Mais son "casier judiciaire fort fourni", celui dont parle Éric Zemmour sur Europe 1, celui dont sa collègue d'extrême droite Charlotte d'Ornellas disait déjà sur CNews qu'il est "un casier déjà long" ? Nahel, comme l'a souligné l'une des avocat·es de sa famille, Me Jennifer Campla, était certes "déjà connu des services de police pour refus d'obtempérer et conduite sans permis, mais son casier judiciaire était vierge". Et "ce n'est pas la même chose", a-t-elle ajouté sur Franceinfo, "puisque dans le traitement d'antécédent judiciaire, il n'a pas été jugé pour quoi que ce soit". Elle poursuivait : "Je pense que dans ce type de quartier, c'est assez rare qu'un jeune n'ait jamais été contrôlé ou n'ait jamais été placé en garde à vue." Checknews concluait le 28 juin : "Si une sanction éducative figure donc bien sur le casier du jeune homme, aucun élément ne permet de parler de «casier déjà long» pour l'adolescent de 17 ans, comme l'a affirmé Charlotte d'Ornellas."
Il y a bien dans tout cela quelqu'un qui a un "casier déjà long" et "fort fourni" : il se nomme Éric Justin Léon Zemmour.
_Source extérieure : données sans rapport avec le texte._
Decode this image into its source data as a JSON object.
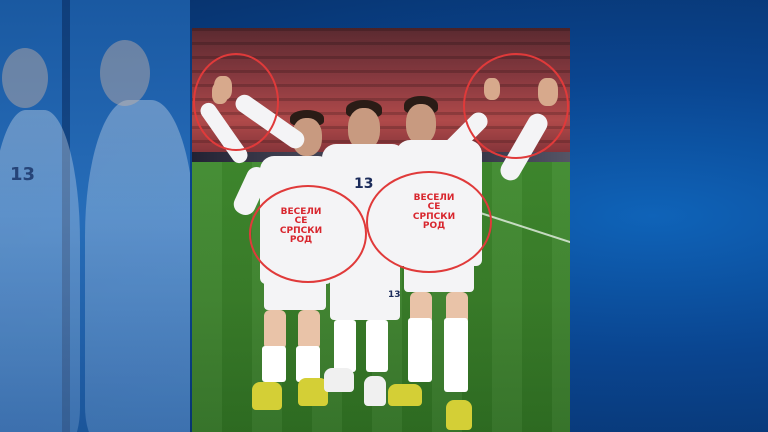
{
  "background": {
    "color": "#0a4590",
    "accent": "#0f63b8"
  },
  "left_echo": {
    "number_label": "13"
  },
  "photo": {
    "circle_color": "#e03a3a",
    "players": [
      {
        "shirt_text": "ВЕСЕЛИ СЕ\nСРПСКИ РОД",
        "number": ""
      },
      {
        "shirt_text": "",
        "number": "13",
        "shorts_number": "13"
      },
      {
        "shirt_text": "ВЕСЕЛИ СЕ\nСРПСКИ РОД",
        "number": ""
      }
    ]
  }
}
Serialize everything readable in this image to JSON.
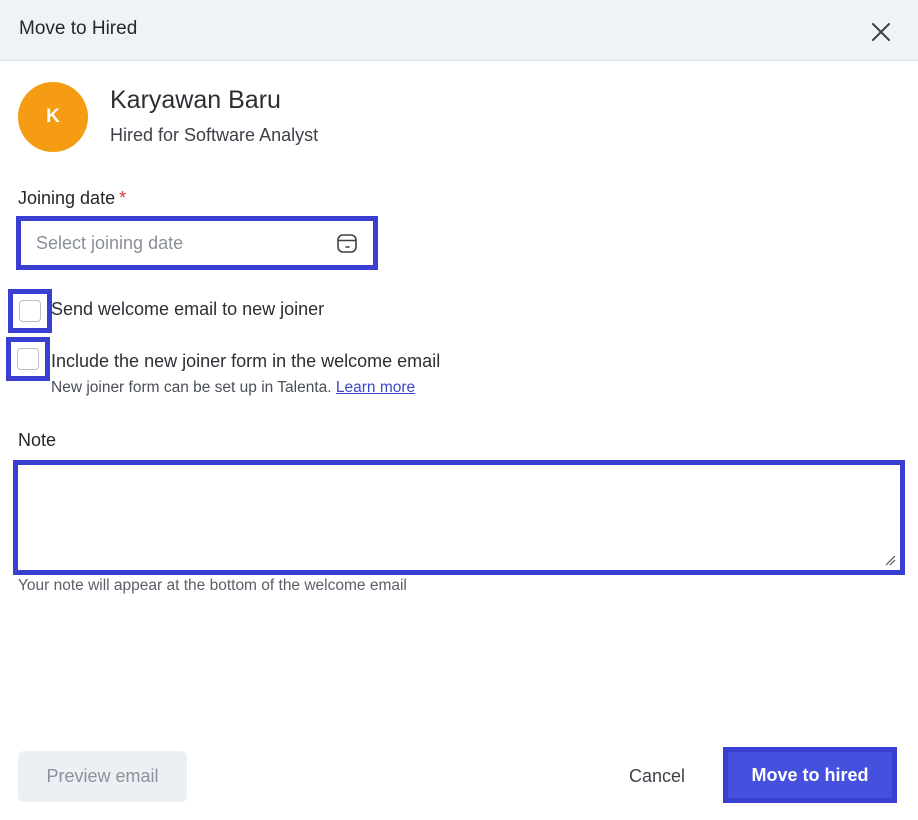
{
  "dialog": {
    "title": "Move to Hired",
    "close_icon": "close-icon"
  },
  "candidate": {
    "initial": "K",
    "name": "Karyawan Baru",
    "role": "Hired for Software Analyst",
    "avatar_color": "#f59c12"
  },
  "joining_date": {
    "label": "Joining date",
    "required_marker": "*",
    "placeholder": "Select joining date",
    "value": "",
    "icon": "calendar-icon"
  },
  "options": {
    "send_welcome": {
      "label": "Send welcome email to new joiner",
      "checked": false
    },
    "include_form": {
      "label": "Include the new joiner form in the welcome email",
      "checked": false,
      "help_text": "New joiner form can be set up in Talenta.",
      "link_text": "Learn more"
    }
  },
  "note": {
    "label": "Note",
    "value": "",
    "help_text": "Your note will appear at the bottom of the welcome email"
  },
  "footer": {
    "preview_label": "Preview email",
    "cancel_label": "Cancel",
    "submit_label": "Move to hired"
  },
  "colors": {
    "accent": "#4550de",
    "highlight": "#3b3fd1",
    "required": "#d4362f",
    "header_bg": "#eff2f6"
  }
}
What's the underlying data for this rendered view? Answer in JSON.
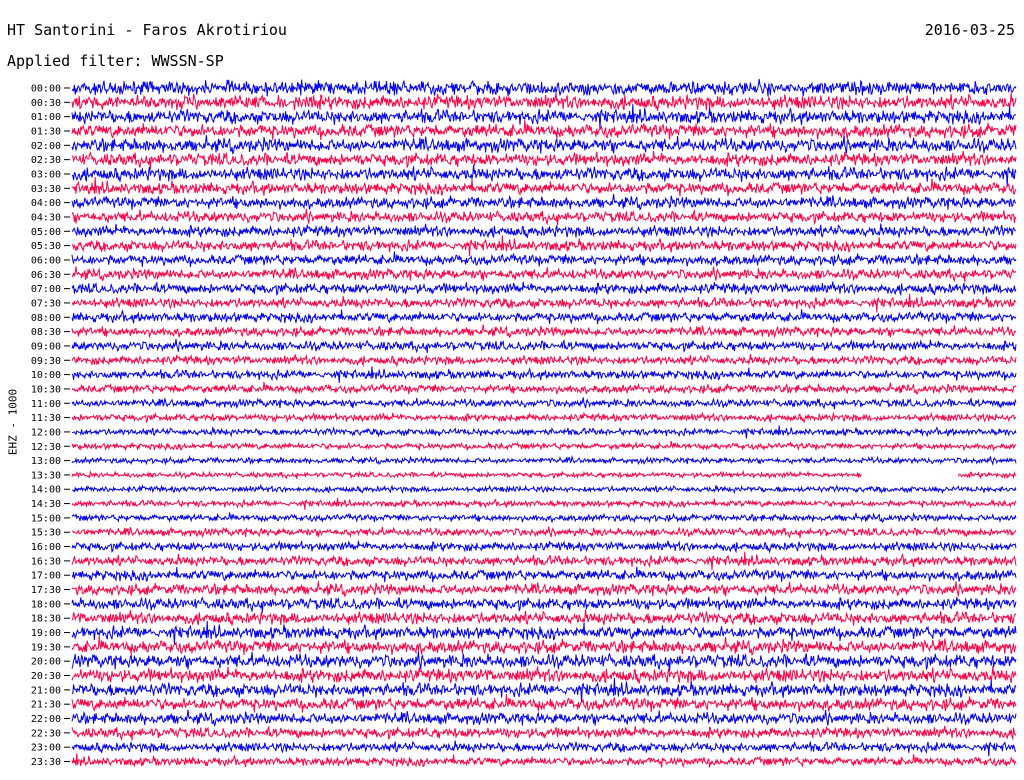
{
  "header": {
    "station": "HT Santorini - Faros Akrotiriou",
    "date": "2016-03-25",
    "filter_label": "Applied filter:",
    "filter_name": "WWSSN-SP"
  },
  "channel_label": "EHZ - 1000",
  "chart_data": {
    "type": "line",
    "title": "HT Santorini - Faros Akrotiriou",
    "date": "2016-03-25",
    "filter": "WWSSN-SP",
    "channel": "EHZ - 1000",
    "row_labels": [
      "00:00",
      "00:30",
      "01:00",
      "01:30",
      "02:00",
      "02:30",
      "03:00",
      "03:30",
      "04:00",
      "04:30",
      "05:00",
      "05:30",
      "06:00",
      "06:30",
      "07:00",
      "07:30",
      "08:00",
      "08:30",
      "09:00",
      "09:30",
      "10:00",
      "10:30",
      "11:00",
      "11:30",
      "12:00",
      "12:30",
      "13:00",
      "13:30",
      "14:00",
      "14:30",
      "15:00",
      "15:30",
      "16:00",
      "16:30",
      "17:00",
      "17:30",
      "18:00",
      "18:30",
      "19:00",
      "19:30",
      "20:00",
      "20:30",
      "21:00",
      "21:30",
      "22:00",
      "22:30",
      "23:00",
      "23:30"
    ],
    "row_minutes": 30,
    "colors": [
      "#0000ee",
      "#ff0044"
    ],
    "relative_amplitude": [
      1.35,
      1.35,
      1.3,
      1.3,
      1.3,
      1.25,
      1.25,
      1.15,
      1.1,
      1.05,
      1.05,
      1.05,
      1.0,
      1.0,
      1.0,
      0.95,
      0.95,
      0.9,
      0.9,
      0.85,
      0.85,
      0.8,
      0.75,
      0.7,
      0.65,
      0.6,
      0.55,
      0.5,
      0.55,
      0.6,
      0.65,
      0.75,
      0.85,
      0.95,
      1.0,
      1.05,
      1.1,
      1.15,
      1.2,
      1.25,
      1.3,
      1.3,
      1.25,
      1.2,
      1.1,
      1.0,
      0.9,
      0.85
    ],
    "data_gap": {
      "row_label": "13:30",
      "note": "no signal segment near end of row"
    }
  }
}
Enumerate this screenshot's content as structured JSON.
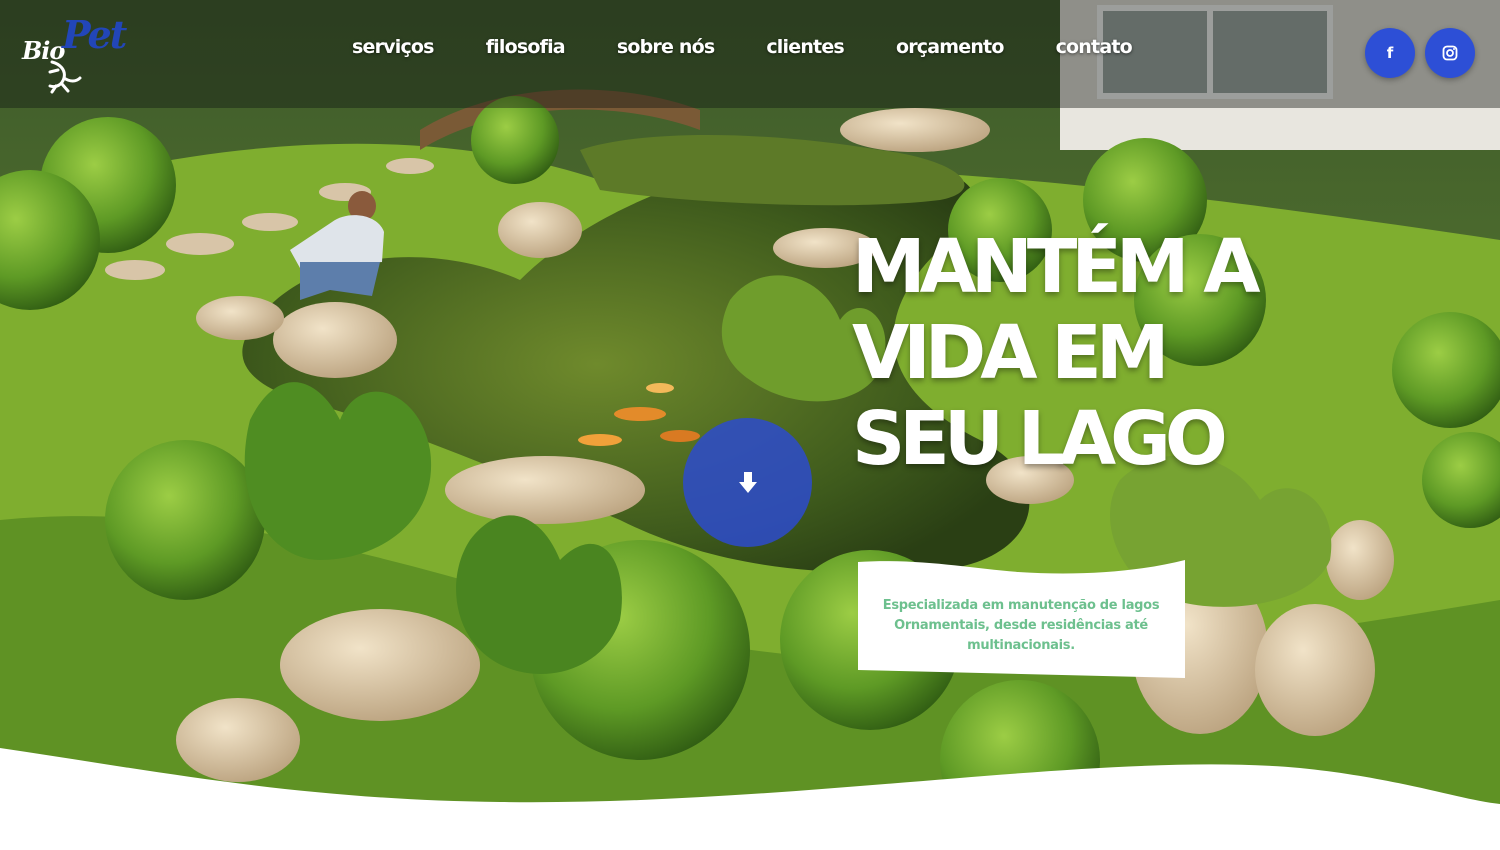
{
  "brand": {
    "logo_part1": "Bio",
    "logo_part2": "Pet",
    "accent_color": "#2d4fd6"
  },
  "nav": {
    "items": [
      {
        "label": "serviços"
      },
      {
        "label": "filosofia"
      },
      {
        "label": "sobre nós"
      },
      {
        "label": "clientes"
      },
      {
        "label": "orçamento"
      },
      {
        "label": "contato"
      }
    ]
  },
  "social": {
    "facebook_label": "f",
    "facebook_icon": "facebook-icon",
    "instagram_icon": "instagram-icon"
  },
  "hero": {
    "headline_lines": [
      "MANTÉM A",
      "VIDA EM",
      "SEU LAGO"
    ],
    "scroll_icon": "arrow-down-icon",
    "description": "Especializada em manutenção de lagos Ornamentais, desde residências até multinacionais.",
    "description_color": "#6dc08e"
  }
}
C'est un multi-récidiviste, condamné deux fois par la justice française pour injures publiques à caractère raciste, en 2022 et 2023. Son casier judiciaire ne s'arrête pas là : il contient une condamnation pour "provocation à la discrimination raciale" (2011), une autre pour "provocation à la haine religieuse envers les musulmans" (2018). Très connu des magistrats français, qui ont également considéré en 2021 qu'il avait eu "des propos négationnistes", ce délinquant au comportement provocateur traîne enfin une condamnation pour "contrefaçon de droits d'auteur et atteinte au droit moral". Il est enfin accusé de contestation de crime contre l'humanité, ainsi que d'agressions sexuelles par 8 femmes, et le Canard enchaînérévélait l'an passé qu'il lui arrive même de sortir d'un très chic grand magasin parisien en "oubliant de payer" ses courses.
Lors d'un drame comme celui de la mort de Nahel, les médias français font rapidement appel aux quatre cavaliers de l'apocalypse journalistique, dont les plus connus sont Journalisme De Préfecture, Fait Non Sourcé et Éditorialiste Ignorant. Le quatrième, Indécence, revêt souvent le visage d'Éric Zemmour.